As I write this early in the morning I am really tired on being on the back side of what counts as information technology. Recently a friend asked me to simple two questions. I could not give a satisfactory answer. The questions were why are you (as in me) not yet a manager of a team? Why are they no black people who are senior managers in banks? I could not answer without embarrassment and a bittersweet taste of foreboding of the excuses that I was about to make to the individual. In fact I was confused, disappointed and then suddenly very annoyed by the questions. Emotions ran high, as blurted out a weak answer, that I consider myself more technical and an engineer type rather than a manager. Okay I thought, I can clearly talk about my personal situation. The second question left me vacant of expression. I could not answer it at all.
Through my own eyes, you see, I have certainly met plenty of black people working in IT, inside investment banks, for over my 13 years of experience in the City of London and the Docklands. During that range of times I have met many Afro-Caribbean, Afro-North-Americans, Afro-South-Americans, and just Africans. However you are unlikely to see an abundance of smart and intelligent black people in the London work place. Much of this is down to simple city and national demographics. In the capital city, London, whose population is 7 million people. Black people would count statistically as a one in ten. Inside an investment bank it is safe to say this is 1 in 100, thus we are few and far between.
However it is not the demographic the ratio that upsets me.

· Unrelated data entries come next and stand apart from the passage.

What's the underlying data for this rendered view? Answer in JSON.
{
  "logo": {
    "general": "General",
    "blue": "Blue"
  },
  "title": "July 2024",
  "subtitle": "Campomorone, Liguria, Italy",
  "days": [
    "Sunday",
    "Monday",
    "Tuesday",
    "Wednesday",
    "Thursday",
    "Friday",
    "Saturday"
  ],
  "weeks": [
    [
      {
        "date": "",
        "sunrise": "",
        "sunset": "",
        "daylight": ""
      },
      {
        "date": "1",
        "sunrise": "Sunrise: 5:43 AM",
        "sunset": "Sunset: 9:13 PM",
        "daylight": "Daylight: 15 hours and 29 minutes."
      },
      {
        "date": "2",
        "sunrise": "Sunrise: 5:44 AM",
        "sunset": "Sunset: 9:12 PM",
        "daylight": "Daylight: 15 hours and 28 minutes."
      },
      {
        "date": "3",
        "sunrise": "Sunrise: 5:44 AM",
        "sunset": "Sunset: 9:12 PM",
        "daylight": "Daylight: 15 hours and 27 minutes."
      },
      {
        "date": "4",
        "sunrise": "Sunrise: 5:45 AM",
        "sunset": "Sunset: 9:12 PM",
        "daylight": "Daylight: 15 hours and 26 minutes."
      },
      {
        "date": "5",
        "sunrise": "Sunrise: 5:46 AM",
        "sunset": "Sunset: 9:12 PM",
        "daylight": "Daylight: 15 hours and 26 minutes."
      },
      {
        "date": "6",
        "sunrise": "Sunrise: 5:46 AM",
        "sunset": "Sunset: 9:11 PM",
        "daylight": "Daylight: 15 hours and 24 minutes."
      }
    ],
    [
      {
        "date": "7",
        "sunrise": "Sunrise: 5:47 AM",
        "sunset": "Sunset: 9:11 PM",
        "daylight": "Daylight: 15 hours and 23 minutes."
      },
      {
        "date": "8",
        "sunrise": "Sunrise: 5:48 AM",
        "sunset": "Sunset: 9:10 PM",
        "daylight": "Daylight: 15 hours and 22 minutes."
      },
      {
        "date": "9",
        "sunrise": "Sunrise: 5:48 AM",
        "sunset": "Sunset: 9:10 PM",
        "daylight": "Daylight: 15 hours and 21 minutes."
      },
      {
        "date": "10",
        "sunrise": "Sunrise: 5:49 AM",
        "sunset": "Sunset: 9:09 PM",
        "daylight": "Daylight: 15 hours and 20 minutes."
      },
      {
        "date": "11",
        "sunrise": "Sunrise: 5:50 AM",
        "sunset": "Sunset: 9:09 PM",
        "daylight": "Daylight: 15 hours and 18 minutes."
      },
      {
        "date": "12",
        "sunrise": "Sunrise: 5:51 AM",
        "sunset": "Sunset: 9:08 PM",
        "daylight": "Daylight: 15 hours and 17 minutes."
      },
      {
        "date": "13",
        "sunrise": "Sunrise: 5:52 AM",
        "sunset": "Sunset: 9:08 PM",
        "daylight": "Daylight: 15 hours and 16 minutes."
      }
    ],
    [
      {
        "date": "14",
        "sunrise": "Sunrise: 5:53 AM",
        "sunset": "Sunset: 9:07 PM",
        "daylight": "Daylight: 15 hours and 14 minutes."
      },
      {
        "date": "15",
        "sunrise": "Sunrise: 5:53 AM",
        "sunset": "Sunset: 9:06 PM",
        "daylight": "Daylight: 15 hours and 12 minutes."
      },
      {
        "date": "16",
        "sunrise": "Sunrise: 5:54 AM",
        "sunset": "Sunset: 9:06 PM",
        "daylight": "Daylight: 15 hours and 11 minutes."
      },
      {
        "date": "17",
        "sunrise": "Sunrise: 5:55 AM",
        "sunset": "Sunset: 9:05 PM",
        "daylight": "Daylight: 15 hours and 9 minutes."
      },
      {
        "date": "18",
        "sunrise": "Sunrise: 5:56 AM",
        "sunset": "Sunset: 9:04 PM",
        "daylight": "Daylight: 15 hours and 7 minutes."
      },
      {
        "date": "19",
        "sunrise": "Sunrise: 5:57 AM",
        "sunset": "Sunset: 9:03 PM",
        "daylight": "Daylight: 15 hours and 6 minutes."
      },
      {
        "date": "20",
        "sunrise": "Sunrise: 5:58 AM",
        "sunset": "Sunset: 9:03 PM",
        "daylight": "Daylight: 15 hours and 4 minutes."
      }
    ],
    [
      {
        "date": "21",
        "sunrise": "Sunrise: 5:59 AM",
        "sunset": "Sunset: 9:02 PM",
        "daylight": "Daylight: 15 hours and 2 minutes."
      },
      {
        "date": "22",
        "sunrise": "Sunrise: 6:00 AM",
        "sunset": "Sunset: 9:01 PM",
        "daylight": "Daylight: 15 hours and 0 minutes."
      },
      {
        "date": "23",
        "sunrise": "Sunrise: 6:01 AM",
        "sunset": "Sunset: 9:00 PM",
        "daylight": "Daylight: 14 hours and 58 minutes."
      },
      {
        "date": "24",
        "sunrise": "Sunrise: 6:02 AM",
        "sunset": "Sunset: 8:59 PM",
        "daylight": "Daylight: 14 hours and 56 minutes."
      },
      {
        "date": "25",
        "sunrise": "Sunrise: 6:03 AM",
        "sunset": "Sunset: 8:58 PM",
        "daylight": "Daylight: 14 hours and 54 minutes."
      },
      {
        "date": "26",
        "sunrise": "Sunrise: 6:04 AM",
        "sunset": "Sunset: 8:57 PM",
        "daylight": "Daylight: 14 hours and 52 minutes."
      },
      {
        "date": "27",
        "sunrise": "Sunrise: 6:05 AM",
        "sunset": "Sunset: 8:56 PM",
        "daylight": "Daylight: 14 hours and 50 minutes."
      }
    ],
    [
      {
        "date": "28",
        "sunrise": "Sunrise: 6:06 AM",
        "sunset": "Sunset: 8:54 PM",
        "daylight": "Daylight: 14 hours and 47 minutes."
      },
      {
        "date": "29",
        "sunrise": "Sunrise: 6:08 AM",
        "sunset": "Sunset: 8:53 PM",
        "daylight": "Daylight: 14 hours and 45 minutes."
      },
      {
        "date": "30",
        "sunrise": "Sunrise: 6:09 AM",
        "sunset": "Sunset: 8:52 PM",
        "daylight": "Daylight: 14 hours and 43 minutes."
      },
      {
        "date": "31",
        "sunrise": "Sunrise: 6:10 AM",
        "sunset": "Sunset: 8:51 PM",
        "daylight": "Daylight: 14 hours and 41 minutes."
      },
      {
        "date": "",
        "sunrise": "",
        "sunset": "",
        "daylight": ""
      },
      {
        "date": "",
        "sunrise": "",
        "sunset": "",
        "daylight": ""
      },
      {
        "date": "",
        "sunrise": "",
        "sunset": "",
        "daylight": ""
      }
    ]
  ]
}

The job titles of have been depressingly non-inspirational such as PC Support, Oracle Database Support, IT Support, CISCO Phone Engineer, Hardware Support, Network Administrator, IT HelpDesk, Quality Assurance, Systems Tester, etc. .. I think I have met one other Black senior developer in my 13 years of investment IT software development. I cannot recall from memory any one in my career path, who has been a Software Architect, Team Manager, Line Manager or Technical Leader. Most of black staff, therefore, which I have witnessed in 13 years, have been in the non-creational roles. In other words they have not been typically software engineers or developers. Why is that so?
Where is these other notable Black engineers, designers and developers? And where is that other inspirational leader? It may be just because we are missed each other in engagements, yet, in the square mile. Maybe they have been working in C# and Microsoft Dot-Net, or perhaps they have been working in another investment bank completely opposite to my the one I was involved during any time in a decade.
During my time in banks and IT, whilst I can take away five years of contracting, 2003-2008, I never witnessed a promotion of a single black individual of note inside Information Technology inside an investment bank. In many of the institutions, the company sends emails, memos and announcement of senior management personnel who received promotions, I cannot recall one with a black person. Maybe I was blind to it or did not pay attention. Tell a lie, I can remember one senior manager, three staff levels above me, however only just one. He was Black and definitely African.
The source of my chagrin was the question that I could not affectively answer without deep resentment about my profession:
Technical versus managerial career path – the fact that software creation people, technical engineers do not have path to follow
Poor excuses about our communication skills – the fact that black people are continually being put or marked down for poor communications
- Lack of influence of external vectors – the fact that being involved in the external community outside of work, e.g. running a user group, building a network has had little effect
- Lack of evidence of improvement – the fact many of those Tech Support, Help desk people are not in upper echelons of management. Surely one would expect a black Head of Operations IT or Head of Networking Administration by now if most of us Black person are in non-creational roles?
- Lack of training – the fact we are black people, non-blacks are offer more opportunities on external training courses by their white managers. In other words trying to getting training is like getting blood from a stone.
- Talking a good game – the investment banks talk a good in diversity, they over promise and seldom deliver
- Lack of coaching and mentoring – the fact with hardly any black technical leaders in town, inside investment banks and their IT
operations systems infrastructure, we do not see chances of being coached or to do the coaching with the approval of the (white) senior management of such organisations.
For this very reason, I found solace outside the banks, contracting paid for JavaOne, Devoxx and other conference tickets, hotels and flight. It is also obvious to me that creating the JAVAWUG (a Java user group) allowed me explore roads and discuss technology outside the organisation. Consequently, I do not believe that black people with ever be promoted or rewarded satisfactorily, especially in this new decade. Sad, but true.
ADDED 01/Feb/2011: Some one pointed out that many IT developers tend to be (post) graduates, they have at least one university degree or an equivalent HND BTEC qualification, and therefore they were surmising that, in any case, only small ratio of graduates can be black against the whole populace of available qualified folk. I would contend there are enough black graduates out there and for precisely all of the reasons that I alluded to in the above blog, they might be deflected from pursuing a software development (technical) career. I am also at large, on the bench, in between contracts and gigs at the time of writing.